New Treatment for Thyroid Eye Disease

Mar 16, 2020


New Treatment for Thyroid Eye Disease

Thyroid eye disease is a rare autoimmune condition affecting 15,000 to 20,000 Americans annually. Usually associated with hyperthyroidism or Graves’ disease, the condition can result in vision loss. Until now, treatment for this serious disorder has been limited to steroids or surgery. However, the U.S. Food and Drug Administration (FDA) recently approved teprotumumab (Tepezza) to help adults suffering from this type of eye disease. Keep reading to learn more about thyroid eye disease and find out why ophthalmologists are excited about this new, non-surgical treatment option. 

What is thyroid eye disease?

Also called Graves’ ophthalmopathy or Graves’ orbitopathy, thyroid eye disease is a complication that can develop in people with an overactive thyroid gland. The thyroid gland is located in the front of the neck and produces hormones that help the body regulate temperature and use energy. It also keeps many of the body’s systems working properly, including the heart, brain and muscles. 

Graves’ disease happens when the immune system produces antibodies that cross-react with cell proteins. These antibodies, thyrotropin receptor antibodies (TRAb) or thyroid stimulating immunoglobulins (TSI) bind to thyroid cells and make them work overtime. This causes high levels of thyroid hormone to circulate in the blood stream. 

When autoantibodies attach to cells behind the eyes, it activates a protein that causes the symptoms of thyroid eye disease. Up to half of the people with Graves’ develop eye problems and the condition affects women more often than men. Sometimes thyroid eye disease improves on its own, while other cases require treatment.

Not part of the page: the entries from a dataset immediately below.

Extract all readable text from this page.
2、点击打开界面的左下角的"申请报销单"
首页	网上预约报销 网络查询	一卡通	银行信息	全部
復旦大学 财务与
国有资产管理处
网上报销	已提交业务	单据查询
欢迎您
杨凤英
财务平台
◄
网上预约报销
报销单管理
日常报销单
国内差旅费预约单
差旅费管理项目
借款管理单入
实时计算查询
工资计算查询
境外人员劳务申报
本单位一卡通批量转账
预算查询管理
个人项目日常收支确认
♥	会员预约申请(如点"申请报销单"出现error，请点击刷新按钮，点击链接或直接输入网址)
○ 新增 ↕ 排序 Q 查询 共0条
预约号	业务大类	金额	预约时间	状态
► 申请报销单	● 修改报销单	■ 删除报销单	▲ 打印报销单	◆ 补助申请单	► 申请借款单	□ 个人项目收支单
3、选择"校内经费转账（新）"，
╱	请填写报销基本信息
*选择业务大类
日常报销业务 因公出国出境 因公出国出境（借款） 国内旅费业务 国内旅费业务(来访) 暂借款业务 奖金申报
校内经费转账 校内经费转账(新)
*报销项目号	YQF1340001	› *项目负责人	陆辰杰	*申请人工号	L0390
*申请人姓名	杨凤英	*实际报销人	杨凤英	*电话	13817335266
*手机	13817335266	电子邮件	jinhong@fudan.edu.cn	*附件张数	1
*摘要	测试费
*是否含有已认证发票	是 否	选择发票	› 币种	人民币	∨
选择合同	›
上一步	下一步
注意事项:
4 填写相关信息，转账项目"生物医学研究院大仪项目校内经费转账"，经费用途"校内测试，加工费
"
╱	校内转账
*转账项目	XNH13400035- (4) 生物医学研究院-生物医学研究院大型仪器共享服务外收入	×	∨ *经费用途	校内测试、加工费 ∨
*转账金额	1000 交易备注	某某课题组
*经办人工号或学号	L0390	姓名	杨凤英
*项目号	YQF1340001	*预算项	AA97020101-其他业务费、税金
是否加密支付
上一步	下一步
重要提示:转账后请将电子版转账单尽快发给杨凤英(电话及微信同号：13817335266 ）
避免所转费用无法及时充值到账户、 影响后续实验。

Symptoms of Graves’ Ophthalmopathy 

If you’ve been diagnosed with Graves’ disease, be on the lookout for changes in the appearance of your eyes. You may also experience changes in your vision, although these are rare and may not occur until later, if at all. Eye changes usually begin six months before or after a diagnosis of Graves’ disease.

  • Red eyes
  • Inflamed eyes
  • Gritty or irritated eyes
  • Eyes bulging (proptosis)
  • Eye misalignment (strabismus)
  • Eye pain 
  • Light sensitivity
  • Double vision (diplopia)
  • Decreased eye movement
  • Incomplete closure of the eyelids
  • Blindness (rarely)

Many of these symptoms can be associated with other serious eye disorders. Therefore, it’s important to make sure you see your ophthalmologist as soon as possible after noticing these types of changes. 

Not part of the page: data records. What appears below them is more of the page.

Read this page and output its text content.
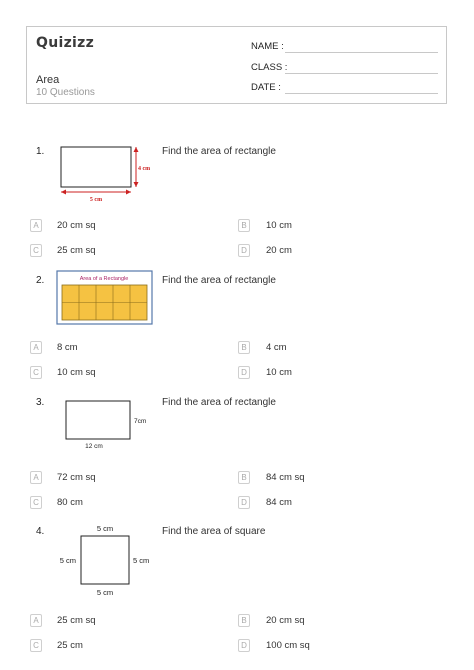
Quizizz
Area
10 Questions
NAME :
CLASS :
DATE :
1.	Find the area of rectangle
5 cm
4 cm
A	20 cm sq	B	10 cm
C	25 cm sq	D	20 cm
2.	Find the area of rectangle
Area of a Rectangle
A	8 cm	B	4 cm
C	10 cm sq	D	10 cm
3.	Find the area of rectangle
12 cm
7cm
A	72 cm sq	B	84 cm sq
C	80 cm	D	84 cm
4.	Find the area of square
5 cm
5 cm	5 cm
5 cm
A	25 cm sq	B	20 cm sq
C	25 cm	D	100 cm sq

How Teprotumumab (Tepezza) Targets Thyroid Eye Disease

Teprotumumab works by blocking the insulin-like growth factor 1 receptor-mediated signaling complex on cells in the eye orbit. Simply put, the medication stops the autoimmune factors from causing inflammation in the muscles and fatty tissues behind the eye. 

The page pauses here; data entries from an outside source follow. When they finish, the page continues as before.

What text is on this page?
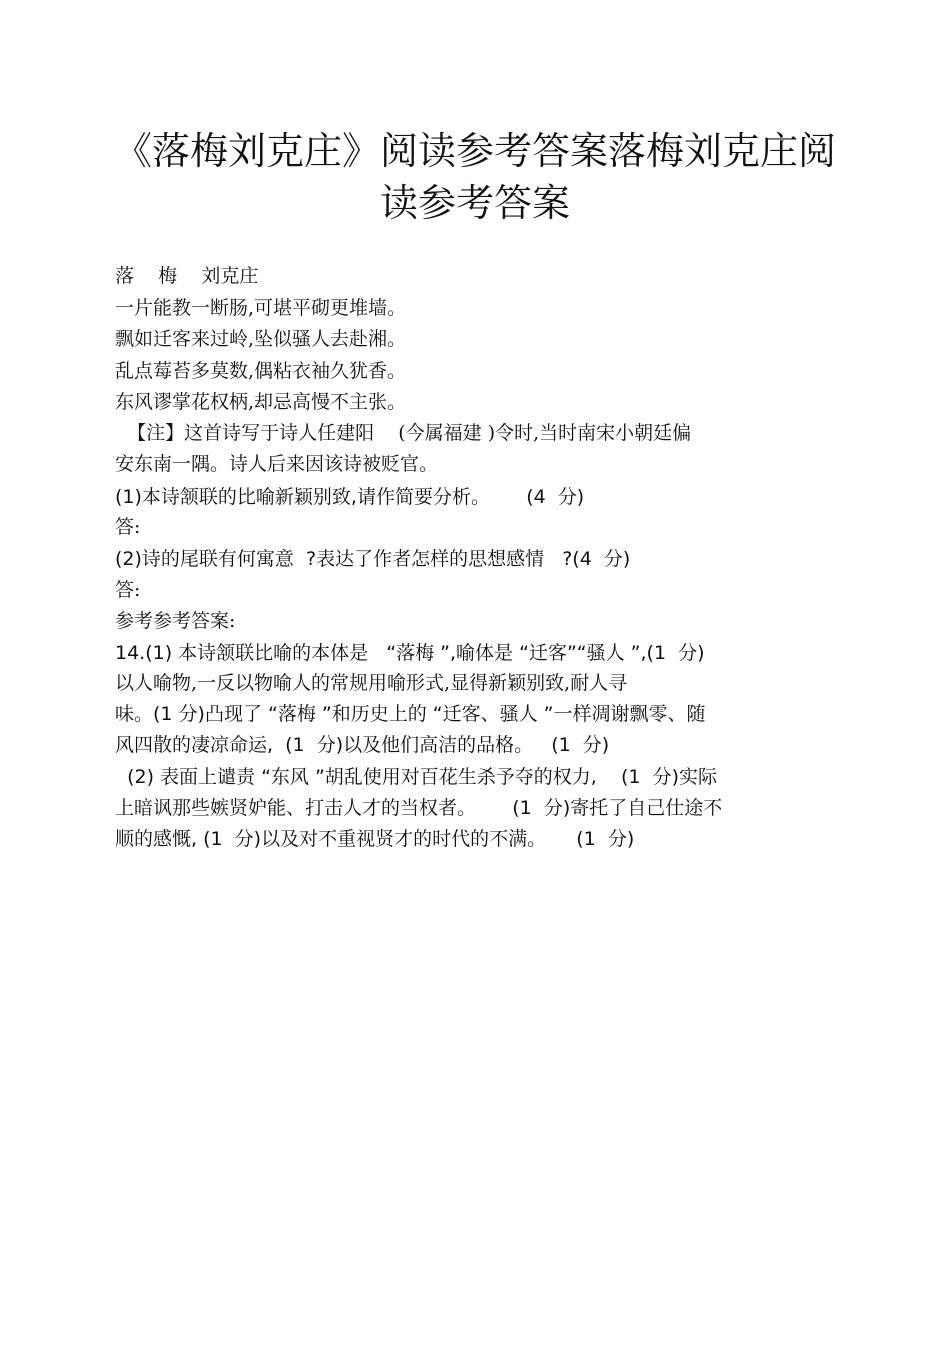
《落梅刘克庄》阅读参考答案落梅刘克庄阅
读参考答案
落    梅    刘克庄
一片能教一断肠,可堪平砌更堆墙。
飘如迁客来过岭,坠似骚人去赴湘。
乱点莓苔多莫数,偶粘衣袖久犹香。
东风谬掌花权柄,却忌高慢不主张。
【注】这首诗写于诗人任建阳    (今属福建 )令时,当时南宋小朝廷偏
安东南一隅。诗人后来因该诗被贬官。
(1)本诗颔联的比喻新颖别致,请作简要分析。      (4  分)
答:
(2)诗的尾联有何寓意  ?表达了作者怎样的思想感情   ?(4  分)
答:
参考参考答案:
14.(1) 本诗颔联比喻的本体是   “落梅 ”,喻体是 “迁客”“骚人 ”,(1  分)
以人喻物,一反以物喻人的常规用喻形式,显得新颖别致,耐人寻
味。(1 分)凸现了 “落梅 ”和历史上的 “迁客、骚人 ”一样凋谢飘零、随
风四散的凄凉命运,  (1  分)以及他们高洁的品格。   (1  分)
(2) 表面上谴责 “东风 ”胡乱使用对百花生杀予夺的权力,    (1  分)实际
上暗讽那些嫉贤妒能、打击人才的当权者。      (1  分)寄托了自己仕途不
顺的感慨, (1  分)以及对不重视贤才的时代的不满。     (1  分)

Teprotumumab is given through an IV—a sterile catheter inserted into a vein and secured. If approved for Tepezza therapy, expect to receive eight infusions administered once every three weeks. Most patients receive infusion therapy at a hospital or an outpatient infusion therapy center. Some medication recipients may be eligible to have infusions administered at home by a visiting nurse. 

How effective is teprotumumab?

FDA approval of teprotumumab was based on impressive results from two clinical trials. Participants with moderate to severe thyroid eye disease showed significant improvement that lasted up to 72 weeks. Measurable reductions in eye bulging, eyelid swelling, double vision and orbital pain were recorded. 

Additionally, quality of life scores improved after completing the recommended number of teprotumumab infusions. Participants found it easier to accomplish daily tasks that were previously difficult due to Graves’ ophthalmopathy.

If you can’t take teprotumumab, other treatment options are available for thyroid eye disease. These include steroids, eye drops and various surgical procedures. Note that radioiodine therapy should be avoided, if possible, in people with Graves’ eye disease as it can make thyroid-related eye problems worse.